Ao ser provido o recurso, foi considerado ainda que, por maior que seja o sofrimento do filho, a dor do afastamento, o Direito de Família tem princípios próprios, que não podem ser contaminados por outros, com significações de ordem material, patrimonial. "O que se questiona aqui é a ausência de amor", afirmou o ministro Jorge Scartezzini. "Na verdade, a ação poderia também ser do pai, constrangido pela acusação de abandono (...) É uma busca de dinheiro indevida", acrescentou.
Único a votar pelo não-conhecimento do recurso, o ministro Barros Monteiro considerou que a destituição do pátrio poder não interfere na indenização. "Ao lado de assistência econômica, o genitor tem o dever de assistir moral e afetivamente o filho", afirmou.

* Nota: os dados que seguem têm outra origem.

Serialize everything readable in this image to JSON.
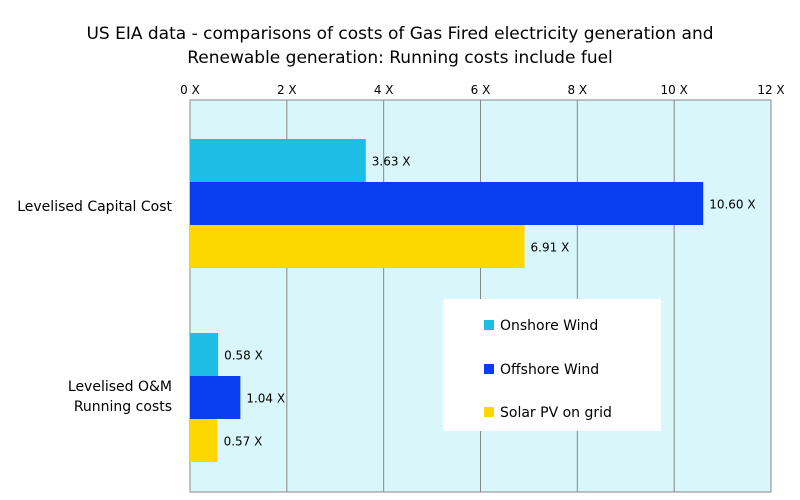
{
  "chart_data": {
    "type": "bar",
    "orientation": "horizontal",
    "title_lines": [
      "US  EIA data - comparisons of costs of Gas Fired electricity generation and",
      "Renewable generation:  Running costs include fuel"
    ],
    "xlim": [
      0,
      12
    ],
    "x_ticks": [
      0,
      2,
      4,
      6,
      8,
      10,
      12
    ],
    "x_tick_labels": [
      "0 X",
      "2 X",
      "4 X",
      "6 X",
      "8 X",
      "10 X",
      "12 X"
    ],
    "x_axis_position": "top",
    "grid": true,
    "categories": [
      {
        "label": [
          "Levelised Capital Cost"
        ]
      },
      {
        "label": [
          "Levelised O&M",
          "Running costs"
        ]
      }
    ],
    "series": [
      {
        "name": "Onshore Wind",
        "color": "#1ebde6",
        "values": [
          3.63,
          0.58
        ],
        "labels": [
          "3.63 X",
          "0.58 X"
        ]
      },
      {
        "name": "Offshore Wind",
        "color": "#0a3cf0",
        "values": [
          10.6,
          1.04
        ],
        "labels": [
          "10.60 X",
          "1.04 X"
        ]
      },
      {
        "name": "Solar PV on grid",
        "color": "#fcd800",
        "values": [
          6.91,
          0.57
        ],
        "labels": [
          "6.91 X",
          "0.57 X"
        ]
      }
    ],
    "legend_position": "bottom-right-inside",
    "plot_background": "#d9f7fb",
    "grid_color": "#888888"
  }
}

Segundo Barros Monteiro, o pai estaria desobrigado da indenização, apenas se comprovasse a ocorrência de motivo maior para o abandono.
Por quatro votos a um, a decisão afastou a indenização a ser paga pelo pai, determinada pelo tribunal mineiro. "Inexistindo a possibilidade de reparação a que alude o artigo 159 do Código Civil de 1916, não há como reconhecer o abandono afetivo como passível de indenização", reiterou o relator. "Diante do exposto, conheço do recurso e lhe dou provimento para afastar a possibilidade de indenização nos casos de abandono moral", concluiu o ministro Fernando Gonçalves.